Bassil va dans le même sens lorsqu’il évoque sa chance d’avoir immigré en région parisienne : « En fait, je n’avais pas les mêmes intérêts que les autres, surtout que j’étais né en Afrique, j’étais venu pour la réussite. C’était une chance pour moi d’être venu en France, chez nous on adorait la France, ça aurait pu être un autre de mes frères ou mes cousins, voilà. J’ai grandi avec cette idée. J’étais bon à l’école. Au niveau du comportement, ce n’était pas vraiment ça, mais pour les résultats, il n’y avait rien à dire. J’avais des facilités, j’ai toujours eu entre… La plus mauvaise note que j’aie eue, c’est 13. »

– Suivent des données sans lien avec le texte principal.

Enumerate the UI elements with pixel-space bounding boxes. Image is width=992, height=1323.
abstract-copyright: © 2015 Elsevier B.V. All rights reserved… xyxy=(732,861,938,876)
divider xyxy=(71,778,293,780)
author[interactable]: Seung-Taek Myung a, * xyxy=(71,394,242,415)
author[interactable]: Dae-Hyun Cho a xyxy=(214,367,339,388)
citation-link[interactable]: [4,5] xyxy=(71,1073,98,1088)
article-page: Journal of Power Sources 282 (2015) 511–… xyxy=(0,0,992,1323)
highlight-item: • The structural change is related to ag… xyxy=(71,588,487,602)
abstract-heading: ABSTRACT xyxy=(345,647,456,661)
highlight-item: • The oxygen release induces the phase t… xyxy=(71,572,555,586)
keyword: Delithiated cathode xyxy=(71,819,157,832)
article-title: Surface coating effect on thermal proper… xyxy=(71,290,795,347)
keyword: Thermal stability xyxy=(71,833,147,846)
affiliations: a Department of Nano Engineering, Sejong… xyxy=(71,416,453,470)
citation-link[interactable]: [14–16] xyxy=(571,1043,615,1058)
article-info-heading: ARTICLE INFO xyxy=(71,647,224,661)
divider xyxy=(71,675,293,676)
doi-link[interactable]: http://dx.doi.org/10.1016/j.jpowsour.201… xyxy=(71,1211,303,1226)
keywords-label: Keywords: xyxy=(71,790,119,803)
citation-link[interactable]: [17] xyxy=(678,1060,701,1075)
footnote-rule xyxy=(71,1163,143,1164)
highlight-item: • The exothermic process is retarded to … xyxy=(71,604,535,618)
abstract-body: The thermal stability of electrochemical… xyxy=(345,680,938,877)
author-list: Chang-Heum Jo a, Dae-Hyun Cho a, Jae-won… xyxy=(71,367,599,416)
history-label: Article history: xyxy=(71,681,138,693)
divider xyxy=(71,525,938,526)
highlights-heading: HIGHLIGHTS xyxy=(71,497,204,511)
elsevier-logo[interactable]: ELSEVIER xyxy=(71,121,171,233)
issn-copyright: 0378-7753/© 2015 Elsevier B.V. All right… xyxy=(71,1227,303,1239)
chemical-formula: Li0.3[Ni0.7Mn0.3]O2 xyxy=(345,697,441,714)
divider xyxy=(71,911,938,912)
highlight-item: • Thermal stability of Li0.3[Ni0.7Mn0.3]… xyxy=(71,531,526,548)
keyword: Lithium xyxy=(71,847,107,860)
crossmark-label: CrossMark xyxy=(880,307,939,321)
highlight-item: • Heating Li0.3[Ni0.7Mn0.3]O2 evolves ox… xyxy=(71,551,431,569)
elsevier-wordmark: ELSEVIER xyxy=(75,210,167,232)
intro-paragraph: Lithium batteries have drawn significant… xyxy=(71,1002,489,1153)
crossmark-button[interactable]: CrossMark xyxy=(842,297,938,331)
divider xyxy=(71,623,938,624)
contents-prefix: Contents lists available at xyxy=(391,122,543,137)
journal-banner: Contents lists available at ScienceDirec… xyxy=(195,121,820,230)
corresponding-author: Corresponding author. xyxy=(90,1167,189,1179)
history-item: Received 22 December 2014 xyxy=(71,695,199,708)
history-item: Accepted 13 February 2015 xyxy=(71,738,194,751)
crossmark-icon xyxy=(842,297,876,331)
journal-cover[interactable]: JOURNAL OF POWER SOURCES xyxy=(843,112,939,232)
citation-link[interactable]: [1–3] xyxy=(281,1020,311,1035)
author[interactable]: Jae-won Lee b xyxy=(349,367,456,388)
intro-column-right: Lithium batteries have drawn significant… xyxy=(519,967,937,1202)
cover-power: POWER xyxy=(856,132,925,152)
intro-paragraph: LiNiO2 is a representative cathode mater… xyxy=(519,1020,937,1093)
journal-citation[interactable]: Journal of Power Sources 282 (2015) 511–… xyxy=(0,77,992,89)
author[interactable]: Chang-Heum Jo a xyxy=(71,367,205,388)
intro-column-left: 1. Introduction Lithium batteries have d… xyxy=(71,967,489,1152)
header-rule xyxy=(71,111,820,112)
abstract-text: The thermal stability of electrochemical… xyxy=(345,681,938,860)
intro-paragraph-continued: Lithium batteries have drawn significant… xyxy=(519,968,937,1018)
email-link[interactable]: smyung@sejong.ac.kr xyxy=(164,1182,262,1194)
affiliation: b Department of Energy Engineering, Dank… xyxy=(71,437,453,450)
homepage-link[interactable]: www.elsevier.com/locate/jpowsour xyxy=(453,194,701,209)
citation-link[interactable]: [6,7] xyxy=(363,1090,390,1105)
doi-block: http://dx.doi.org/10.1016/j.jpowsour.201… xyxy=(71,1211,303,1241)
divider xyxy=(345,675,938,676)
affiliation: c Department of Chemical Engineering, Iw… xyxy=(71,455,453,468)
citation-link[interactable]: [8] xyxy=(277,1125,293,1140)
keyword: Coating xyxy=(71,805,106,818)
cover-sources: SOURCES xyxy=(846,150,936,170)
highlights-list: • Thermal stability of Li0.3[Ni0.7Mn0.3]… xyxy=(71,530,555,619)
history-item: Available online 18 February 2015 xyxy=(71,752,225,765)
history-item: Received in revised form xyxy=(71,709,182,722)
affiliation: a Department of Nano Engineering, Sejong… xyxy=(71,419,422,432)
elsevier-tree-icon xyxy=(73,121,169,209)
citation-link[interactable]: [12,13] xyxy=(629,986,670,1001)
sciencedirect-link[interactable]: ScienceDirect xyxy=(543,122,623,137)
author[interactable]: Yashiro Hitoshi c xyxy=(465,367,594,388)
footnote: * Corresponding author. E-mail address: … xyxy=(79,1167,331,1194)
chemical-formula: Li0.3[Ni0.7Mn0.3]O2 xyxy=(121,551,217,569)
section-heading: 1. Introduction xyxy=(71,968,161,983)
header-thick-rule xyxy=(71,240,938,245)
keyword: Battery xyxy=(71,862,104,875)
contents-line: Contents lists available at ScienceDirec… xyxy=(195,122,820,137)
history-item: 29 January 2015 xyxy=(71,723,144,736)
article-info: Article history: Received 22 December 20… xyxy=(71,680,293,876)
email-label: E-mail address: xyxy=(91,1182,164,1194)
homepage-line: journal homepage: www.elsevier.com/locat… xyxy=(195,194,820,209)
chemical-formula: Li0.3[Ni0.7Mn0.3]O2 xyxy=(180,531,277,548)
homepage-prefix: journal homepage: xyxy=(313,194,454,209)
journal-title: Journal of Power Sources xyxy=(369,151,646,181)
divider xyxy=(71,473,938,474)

Choukri, tout en manifestant son adhésion aux valeurs de la France, insiste sur sa souffrance en tant que musulman, comparant le musulman à une « bête de foire » au service d’une élite distante : « Je me suis toujours senti français. J’ai toujours voté. J’ai toujours respecté les valeurs de la France. Mais là, avec tout ça, ça devient plus dur, et j’utilise peut-être un terme excluant. Disons que je distingue plusieurs groupes en France  : les musulmans qui sont des bêtes de foire, l’élite qui s’en fout de tout le monde et qui se barrera dans ses hélicos dès que ce sera la merde, et les Français en général. Ça, c’est pour faire simple, on peut distinguer d’autres catégories, mais c’est pour aller vite. Donc voilà. J’ai toujours aimé la France. Je connais même La Marseillaise. Et je suis sûr que plein de Français ne la connaissent même pas. J’ai toujours aimé la France, mais avec ce qu’elle m’a fait [son incarcération très mal vécue]… J’aurais sans doute du mal à travailler. »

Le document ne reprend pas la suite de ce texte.